After solving the recurrence relation
$$T(n) = 3T(\frac{n}{3}) + n\log(n)$$
I get following equation
$$T(n)=3kT(\frac{n}{3k})+ n\log(n) + n\log(\frac{n}{3}) + n\log(\frac{n}{3^2})+\dots+n\log(\frac{n}{3^k})$$
I don't know how to simplify the summation and how to know the asymptotic function?
On
Assuming $\log n = \ln n$ we have
$$ T\left(3^{\log_3 n}\right)=3T\left(3^{\log_3 \left(\frac n3\right)}\right)+n\frac{\log_3 n}{\log_3 e} $$
now calling $\mathcal{T}(\cdot)=T\left(3^{(\cdot)}\right)$ and $z = \log_3 n$ we follow with the recurrence
$$ \mathcal{T}(z)= 3 \mathcal{T}(z-1)+z3^z c_0 $$
with solution
$$ \mathcal{T}(z)= 3^{z-1}c_1+z(z+1)3^z\frac{c_0}{2} $$
and now going backwards with $z = \log_3 n$ we arrive at
$$ T(n) = \frac n3 c_1 +n(\log_3 n) (1+\log_3 n)\frac {c_0}{2} $$
NOTE
The recurrence $\mathcal{T}(z)= 3 \mathcal{T}(z-1)+z3^z c_0 $ is linear so the solution can be composed as $\mathcal{T}(z)=\mathcal{T}_h(z)+\mathcal{T}_p(z)$. The homogeneous solution is direct
$$ \mathcal{T}_h(z) = 3^{z-1}c_1 $$
now taking as particular $\mathcal{T}_p(z) = 3^{z-1}c_1(z)$ and substituting into the complete recurrence we get
$$ c_1(z) = c_1(z-1)+3z c_0 $$
hence
$$ c_1(z) = \frac 32z(z+1)c_0 $$
etc.
Let $n=3^k$. We have,
$T(n)=3^kT(\frac{n}{3^k})+ n\log(n) + n\log(\frac{n}{3}) + n\log(\frac{n}{3^2})+\dots+n\log(\frac{n}{3^k})$
$=3^k.T(1)+n\log\left(n.\frac{n}{3^1}.\frac{n}{3^2}\ldots.\frac{n}{3^k}\right)$
$=3^k.1+n\log\left(n.\frac{n^k}{3^{1+2+\ldots+k}}\right)$ (since $T(1)=1$)

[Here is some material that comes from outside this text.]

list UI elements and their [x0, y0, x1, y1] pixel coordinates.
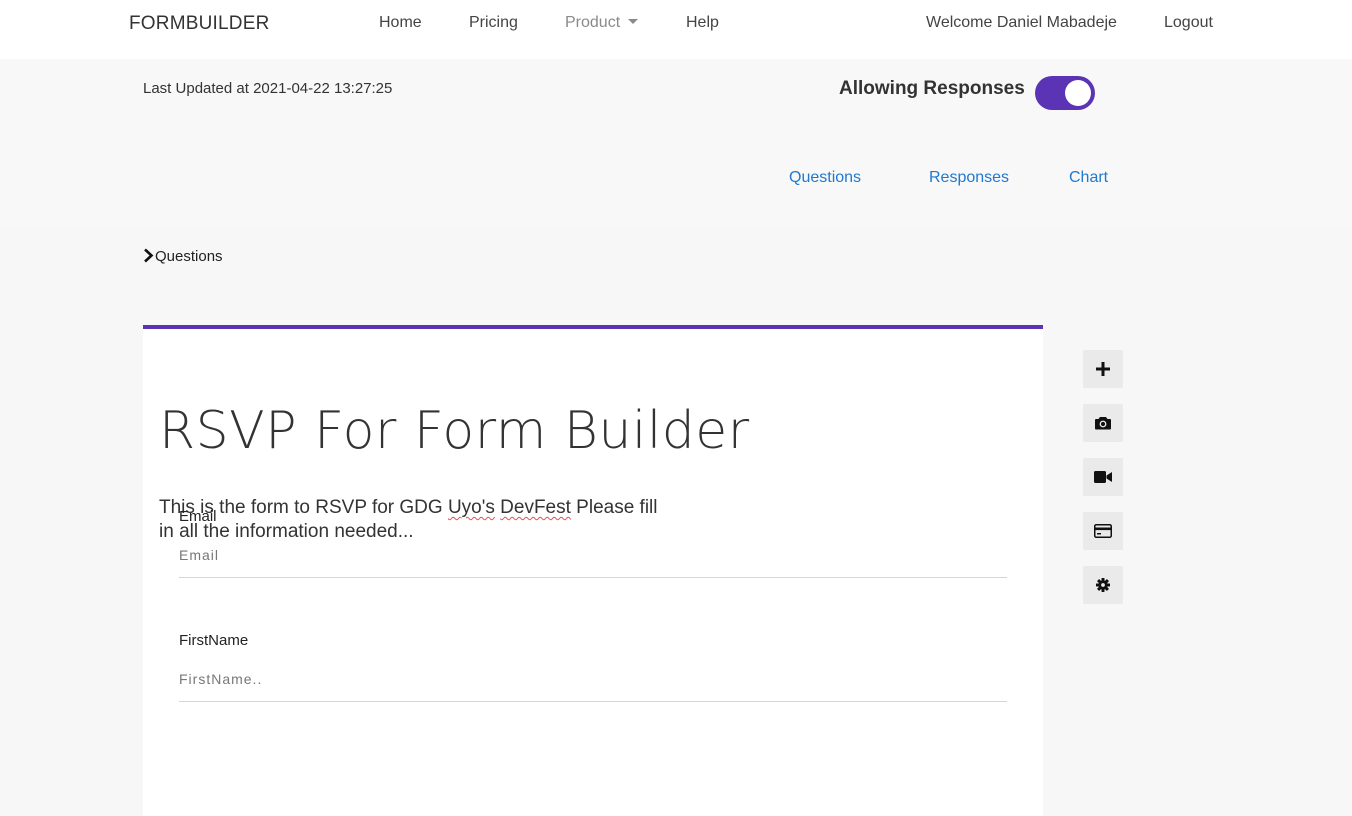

$=3^k+n\log\left(\frac{n^{k+1}}{3^{1+2+\ldots+k}}\right)$
$=3^k+n\log\left(\frac{(3^k)^{k+1}}{3^{k(k+1)/2}}\right)$
$=3^k+n\log\left(\frac{3^{k(k+1)}}{3^{k(k+1)/2}}\right)$
$=3^k+3^k\log\left(3^{k(k+1)/2}\right)$
$=3^k+3^k.k(k+1)/2.\log3$
$=3^k+\Theta(3^k.k^2)$
$=\Theta(3^k.k^2)$
$=\Theta(n.(\log n)^2)$ (since $n=3^k$)
Or use Master theorem:
$T(n) = 3T(\frac{n}{3}) + n\log(n)$, here $c_{crit}=\log_b a = \log_3 3 = 1$, $k=1$, hence, we have,
$T(n) = \Theta(n^{c_{crit}}\log^{k+1}n)=\Theta(n\log^2 n)$